Looking back now though, I’m wondering about steps which could have been taken to help streamline the process and make it more efficient. One idea that comes to mind would be to just keep developing each module (one based on the previous) and not worry about replicating changes until I have the last one (in this case, the ninth) completed. By this point, the ninth module would ideally have all the elements to be changed incorporated within it such that I could just go back and compare it to the previous modules, make note of the differences, and make changes accordingly. My only issue with this though is that I fear small changes which may not be so obvious could be overlooked. In that case, I could try to diligently take notes on a piece of paper (or word processor) of any changes made in certain modules to have as a record to ensure sure all changes are accounted for. This is something I hope to address with my onsite adviser as I’m sure the issue will resurface in future ISD projects in my career.
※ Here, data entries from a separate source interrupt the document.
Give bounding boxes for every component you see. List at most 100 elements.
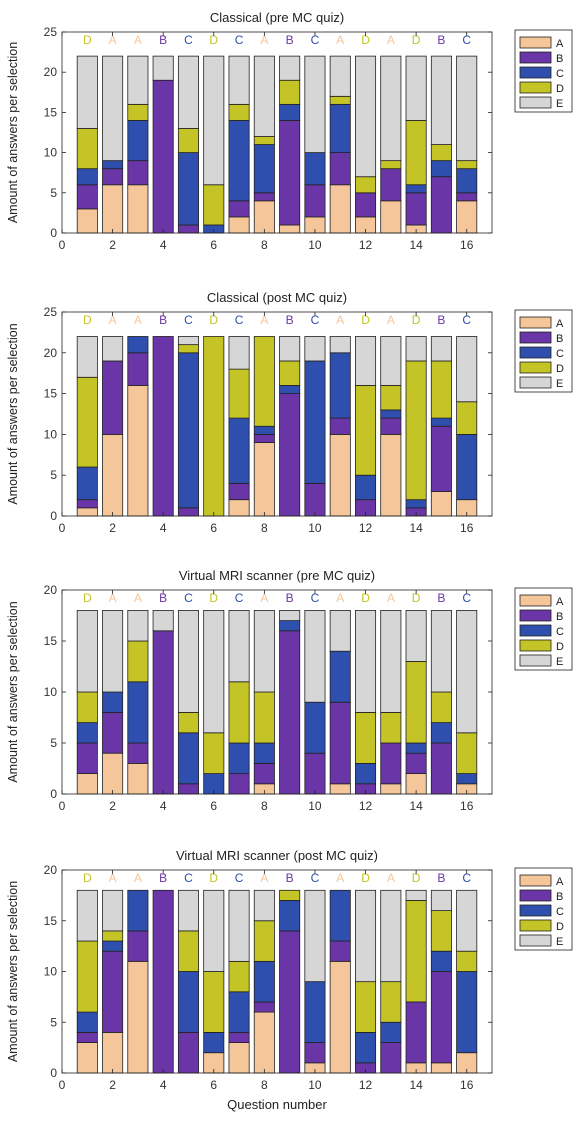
bar-segment-q8-c — [253, 960, 275, 1003]
legend-swatch-e — [519, 654, 552, 667]
correct-answer-label: A — [260, 871, 268, 885]
legend-swatch-b — [519, 51, 552, 64]
bar-segment-q15-a — [430, 1062, 452, 1074]
bar-segment-q13-a — [380, 200, 402, 234]
bar-segment-q12-e — [355, 610, 377, 713]
bar-segment-q7-b — [228, 482, 250, 501]
x-tick-label: 6 — [210, 521, 217, 535]
bar-segment-q15-e — [430, 336, 452, 362]
bar-segment-q9-b — [279, 120, 301, 226]
bar-segment-q1-a — [76, 1042, 98, 1074]
bar-segment-q1-c — [76, 466, 98, 501]
bar-segment-q11-b — [329, 940, 351, 962]
bar-segment-q7-d — [228, 368, 250, 419]
correct-answer-label: D — [412, 591, 421, 605]
legend-label-a: A — [556, 38, 564, 50]
correct-answer-label: A — [109, 313, 117, 327]
bar-segment-q6-e — [203, 889, 225, 972]
bar-segment-q7-b — [228, 773, 250, 795]
x-tick-label: 10 — [308, 238, 322, 252]
correct-answer-label: B — [437, 33, 445, 47]
correct-answer-label: D — [361, 33, 370, 47]
legend-label-d: D — [556, 641, 564, 653]
bar-segment-q5-c — [177, 352, 199, 509]
bar-segment-q14-e — [405, 889, 427, 901]
bar-segment-q5-c — [177, 152, 199, 226]
correct-answer-label: C — [462, 313, 471, 327]
correct-answer-label: A — [336, 871, 344, 885]
bar-segment-q16-d — [456, 950, 478, 972]
chart-title: Virtual MRI scanner (pre MC quiz) — [179, 568, 375, 583]
chart-title: Classical (post MC quiz) — [207, 290, 347, 305]
bar-segment-q16-e — [456, 55, 478, 162]
bar-segment-q7-a — [228, 499, 250, 517]
bar-segment-q2-c — [102, 940, 124, 952]
bar-segment-q13-d — [380, 160, 402, 170]
bar-segment-q7-e — [228, 610, 250, 683]
bar-segment-q10-b — [304, 184, 326, 218]
y-tick-label: 20 — [44, 583, 58, 597]
correct-answer-label: A — [134, 313, 142, 327]
correct-answer-label: B — [159, 313, 167, 327]
correct-answer-label: D — [412, 871, 421, 885]
bar-segment-q3-d — [127, 640, 149, 683]
x-tick-label: 2 — [109, 238, 116, 252]
bar-segment-q11-b — [329, 701, 351, 785]
bar-segment-q1-c — [76, 168, 98, 186]
bar-segment-q9-c — [279, 620, 301, 632]
chart-title: Virtual MRI scanner (post MC quiz) — [176, 848, 378, 863]
x-tick-label: 12 — [359, 799, 373, 813]
x-tick-label: 6 — [210, 238, 217, 252]
correct-answer-label: A — [387, 313, 395, 327]
bar-segment-q12-d — [355, 176, 377, 194]
bar-segment-q3-e — [127, 610, 149, 642]
bar-segment-q9-e — [279, 336, 301, 362]
correct-answer-label: B — [437, 313, 445, 327]
legend-label-c: C — [556, 906, 564, 918]
bar-segment-q3-e — [127, 55, 149, 105]
correct-answer-label: D — [83, 313, 92, 327]
y-tick-label: 0 — [50, 787, 57, 801]
bar-segment-q13-b — [380, 417, 402, 435]
bar-segment-q14-c — [405, 742, 427, 754]
bar-segment-q14-c — [405, 184, 427, 194]
legend-label-e: E — [556, 98, 563, 110]
legend-label-d: D — [556, 83, 564, 95]
bar-segment-q8-e — [253, 55, 275, 137]
bar-segment-q16-c — [456, 168, 478, 194]
bar-segment-q4-e — [152, 55, 174, 81]
y-tick-label: 10 — [44, 146, 58, 160]
bar-segment-q10-b — [304, 482, 326, 517]
bar-segment-q7-c — [228, 120, 250, 202]
legend-swatch-d — [519, 919, 552, 932]
bar-segment-q11-a — [329, 960, 351, 1074]
bar-segment-q14-c — [405, 499, 427, 509]
bar-segment-q9-c — [279, 385, 301, 395]
y-tick-label: 15 — [44, 105, 58, 119]
bar-segment-q2-e — [102, 55, 124, 162]
chart-title: Classical (pre MC quiz) — [210, 10, 344, 25]
y-axis-label: Amount of answers per selection — [6, 881, 20, 1062]
bar-segment-q12-d — [355, 385, 377, 476]
bar-segment-q7-c — [228, 417, 250, 484]
x-tick-label: 12 — [359, 1078, 373, 1092]
bar-segment-q14-d — [405, 900, 427, 1003]
bar-segment-q7-e — [228, 889, 250, 962]
legend-label-c: C — [556, 348, 564, 360]
legend-label-e: E — [556, 936, 563, 948]
correct-answer-label: D — [209, 313, 218, 327]
bar-segment-q12-d — [355, 712, 377, 764]
y-tick-label: 10 — [44, 685, 58, 699]
legend-label-a: A — [556, 318, 564, 330]
correct-answer-label: A — [387, 871, 395, 885]
legend-label-d: D — [556, 363, 564, 375]
correct-answer-label: D — [361, 591, 370, 605]
bar-segment-q9-d — [279, 889, 301, 901]
bar-segment-q9-c — [279, 900, 301, 932]
x-tick-label: 16 — [460, 521, 474, 535]
correct-answer-label: D — [83, 871, 92, 885]
x-tick-label: 8 — [261, 238, 268, 252]
bar-segment-q8-b — [253, 192, 275, 202]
The only other major event this week was a kickoff meeting my onsite adviser arranged for a new course that needed to be developed. I refer to this event as “major” because it was the first time I got to experience the interaction between clients (requesting training), SMEs and instructional designers to decide upon training requirements. The client is from the radiology department and they are requesting a course be developed to train clinical staff on Magnetic Resonance Imaging (MRI) safety due to the growing number of incidents that have occurred across the country. The clients/SMEs provided a PowerPoint (PPT) presentation with the information to be included in the course, but what was presented lacked organization, intuitiveness and interactivity (i.e. another typical boring course). As our department (i.e. training) seeks to get away from these types of courses, we provided them some possible ideas for how course could be improved. The end result was that the clients/SMEs said they would go away and rethink their strategy based upon the discussion during the meeting to draft a new proposal for the course content. At the same, we (i.e. the instructional designers) said we would also try and develop a simple mock-up/prototype solution.
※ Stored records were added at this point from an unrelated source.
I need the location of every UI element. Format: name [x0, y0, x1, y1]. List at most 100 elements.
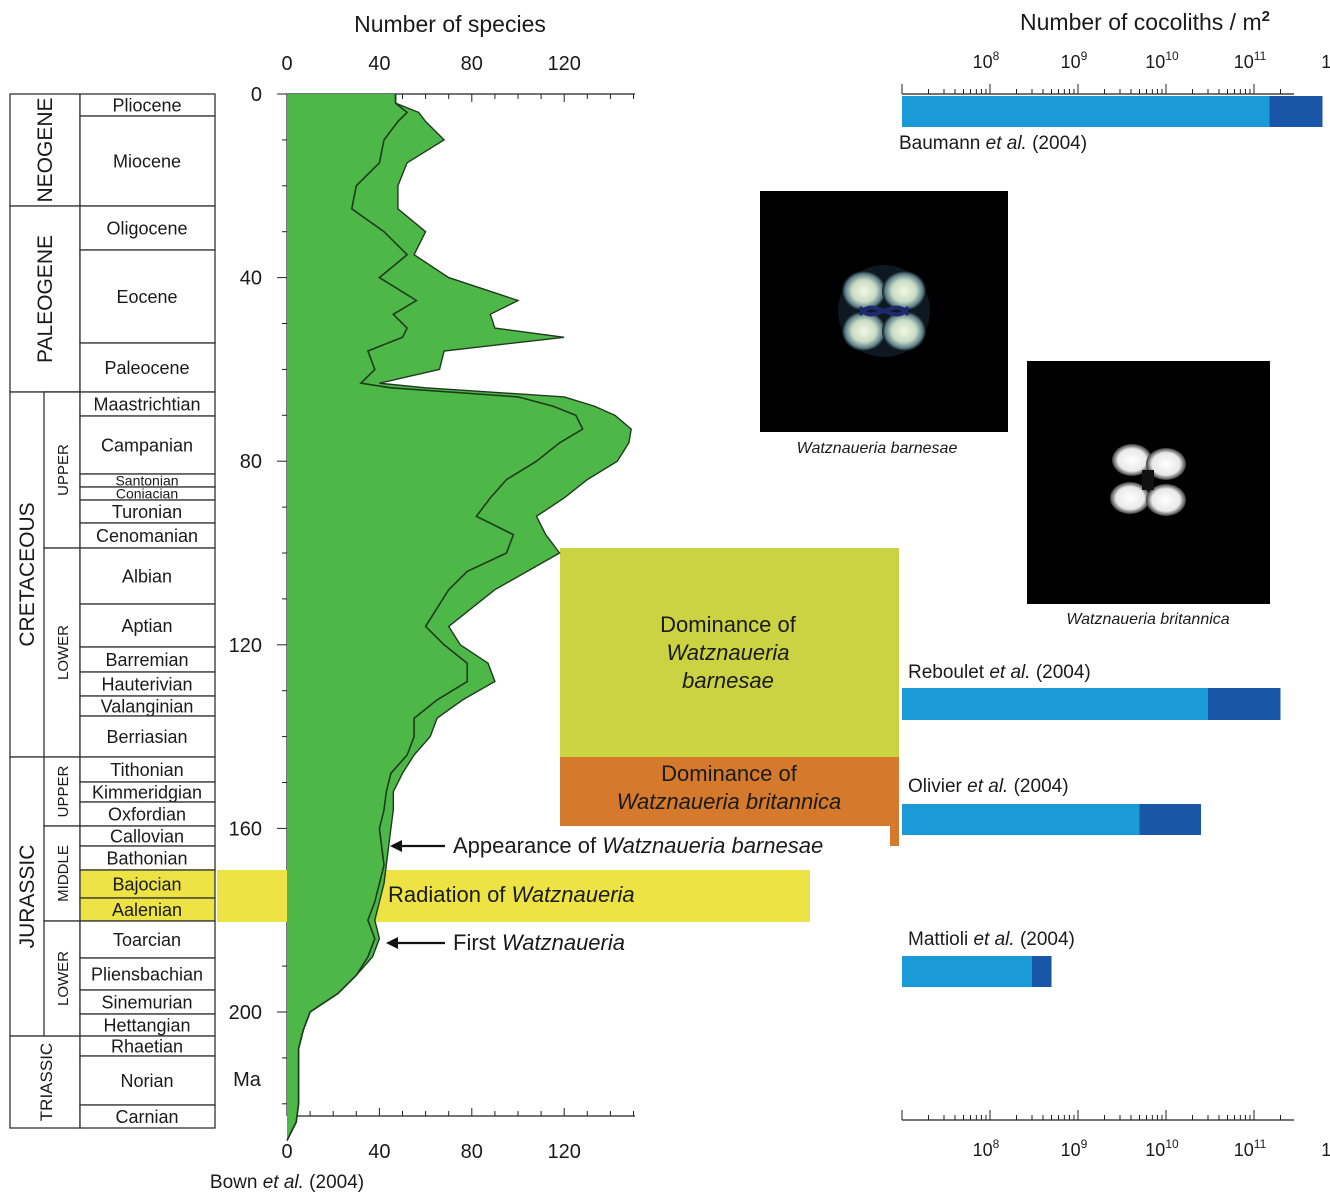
cocolith-bars: [902, 96, 1323, 987]
dominance-barnesae-line3: barnesae: [682, 668, 774, 693]
period-label: JURASSIC: [16, 845, 39, 949]
stage-label: Miocene: [113, 151, 181, 171]
stage-label: Kimmeridgian: [92, 782, 202, 802]
subdivision-label: LOWER: [55, 625, 72, 680]
stratigraphic-column: NEOGENE PALEOGENE CRETACEOUS JURASSIC TRIASS…: [9, 93, 216, 1129]
ref-baumann: Baumann et al. (2004): [899, 133, 1087, 154]
stage-label: Tithonian: [110, 760, 183, 780]
cocolith-tick-label-bottom: 1012: [1321, 1137, 1330, 1160]
stage-label: Hauterivian: [101, 674, 192, 694]
cocolith-ticks: 108 108 109 109 1010 1010 1011 1011 1012 1012: [901, 49, 1330, 1160]
stage-label: Aalenian: [112, 900, 182, 920]
cocolith-bar-dark: [1031, 956, 1052, 987]
stage-label: Sinemurian: [101, 992, 192, 1012]
cocolith-tick-label-top: 108: [973, 49, 1000, 72]
stage-label: Campanian: [101, 435, 193, 455]
cocolith-tick-label-bottom: 1010: [1145, 1137, 1179, 1160]
stage-box: [79, 547, 216, 605]
stage-label: Bajocian: [112, 874, 181, 894]
cocolith-bar-light: [902, 96, 1270, 127]
species-tick-label-top: 40: [368, 53, 390, 75]
cocolith-bar-light: [902, 956, 1032, 987]
stage-label: Toarcian: [113, 930, 181, 950]
dominance-britannica-line1: Dominance of: [661, 761, 798, 786]
dominance-barnesae-line1: Dominance of: [660, 612, 797, 637]
period-label: TRIASSIC: [37, 1043, 56, 1121]
stage-box: [79, 671, 216, 697]
first-arrowhead: [386, 937, 398, 949]
cocolith-tick-label-bottom: 1011: [1234, 1137, 1267, 1160]
dominance-britannica-box: [560, 757, 899, 846]
ref-olivier: Olivier et al. (2004): [908, 776, 1069, 797]
species-tick-label-bottom: 40: [368, 1141, 390, 1163]
stage-box: [79, 989, 216, 1015]
stage-box: [79, 756, 216, 783]
dominance-britannica-line2: Watznaueria britannica: [617, 789, 842, 814]
cocolith-tick-label-bottom: 108: [973, 1137, 1000, 1160]
stage-label: Maastrichtian: [93, 394, 200, 414]
species-area: [287, 94, 632, 1141]
species-tick-label-top: 80: [461, 53, 483, 75]
subdivision-label: UPPER: [55, 444, 72, 496]
micrograph-barnesae: Watznaueria barnesae: [760, 191, 1008, 457]
subdivision-label: LOWER: [55, 951, 72, 1006]
period-label: NEOGENE: [34, 97, 57, 202]
stage-label: Oligocene: [106, 218, 187, 238]
appearance-arrowhead: [390, 840, 402, 852]
cocolith-bar-dark: [1139, 804, 1202, 835]
stage-label: Pliocene: [112, 95, 181, 115]
stage-box: [79, 522, 216, 549]
stage-label: Oxfordian: [108, 804, 186, 824]
age-tick-label: 40: [240, 268, 262, 290]
caption-britannica: Watznaueria britannica: [1066, 611, 1229, 628]
stage-box: [79, 115, 216, 207]
species-source: Bown et al. (2004): [210, 1172, 364, 1193]
species-outer-line: [286, 93, 632, 1141]
ref-reboulet: Reboulet et al. (2004): [908, 662, 1091, 683]
stage-box: [79, 391, 216, 417]
stage-box: [79, 869, 216, 899]
age-ticks: 0 40 80 120 160 200: [229, 84, 287, 1105]
period-label: CRETACEOUS: [16, 502, 39, 646]
stage-label: Rhaetian: [111, 1036, 183, 1056]
species-tick-label-bottom: 80: [461, 1141, 483, 1163]
stage-label: Albian: [122, 566, 172, 586]
appearance-annotation: Appearance of Watznaueria barnesae: [390, 833, 823, 858]
species-inner-line: [286, 93, 584, 1141]
stage-box: [79, 205, 216, 251]
species-tick-label-top: 0: [281, 53, 292, 75]
cocolith-tick-label-top: 1010: [1145, 49, 1179, 72]
stage-box: [79, 845, 216, 871]
stage-label: Barremian: [105, 650, 188, 670]
cocolith-tick-label-bottom: 109: [1061, 1137, 1088, 1160]
cocolith-bar-dark: [1269, 96, 1323, 127]
stage-box: [79, 1104, 216, 1129]
cocolith-chart: Number of cocoliths / m2 108 108 109 109 101…: [899, 8, 1330, 1160]
micrograph-britannica: Watznaueria britannica: [1027, 361, 1270, 628]
cocolith-tick-label-top: 1012: [1321, 49, 1330, 72]
stage-label: Aptian: [121, 616, 172, 636]
age-tick-label: 80: [240, 451, 262, 473]
cocolith-tick-label-top: 1011: [1234, 49, 1267, 72]
period-box: [9, 205, 81, 393]
age-tick-label: 120: [229, 635, 262, 657]
stage-box: [79, 249, 216, 344]
first-annotation: First Watznaueria: [386, 930, 625, 955]
stage-label: Callovian: [110, 826, 184, 846]
stage-label: Cenomanian: [96, 526, 198, 546]
age-tick-label: 0: [251, 84, 262, 106]
dominance-boxes: Dominance of Watznaueria barnesae Domina…: [560, 548, 899, 846]
stage-label: Hettangian: [103, 1015, 190, 1035]
caption-barnesae: Watznaueria barnesae: [797, 440, 958, 457]
stage-label: Pliensbachian: [91, 964, 203, 984]
radiation-label: Radiation of Watznaueria: [388, 882, 635, 907]
stage-box: [79, 646, 216, 673]
stage-box: [79, 957, 216, 991]
stage-label: Bathonian: [106, 848, 187, 868]
stage-label: Eocene: [116, 287, 177, 307]
stage-label: Santonian: [115, 473, 178, 489]
first-label: First Watznaueria: [453, 930, 625, 955]
age-tick-label: 200: [229, 1002, 262, 1024]
subdivision-box: [43, 756, 81, 827]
The main thing I took away from this meeting was the fact that as an instructional designer, I need to be better prepared when attending such meetings in the future. What I thought was going to be more of an informational session on the course content actually ended up being focused more on logistics (e.g. course packaging, delivery, etc.). Not to say these issues aren’t important, but I didn’t expect them to be of greater concern than rudimentary aspects of the course itself (especially from the outset). That being said, I think part of the problem may also have been due to the fact that the clients/SMEs may have expected us to already have a grasp on the content based on the PPT slides they provided. At any rate, I think the best approach for such meetings in the future would be to do my own homework on the subject matter and come prepared with possible training solutions to offer. Then again, this was the first time I attended such a meeting so I wasn’t exactly sure what to expect.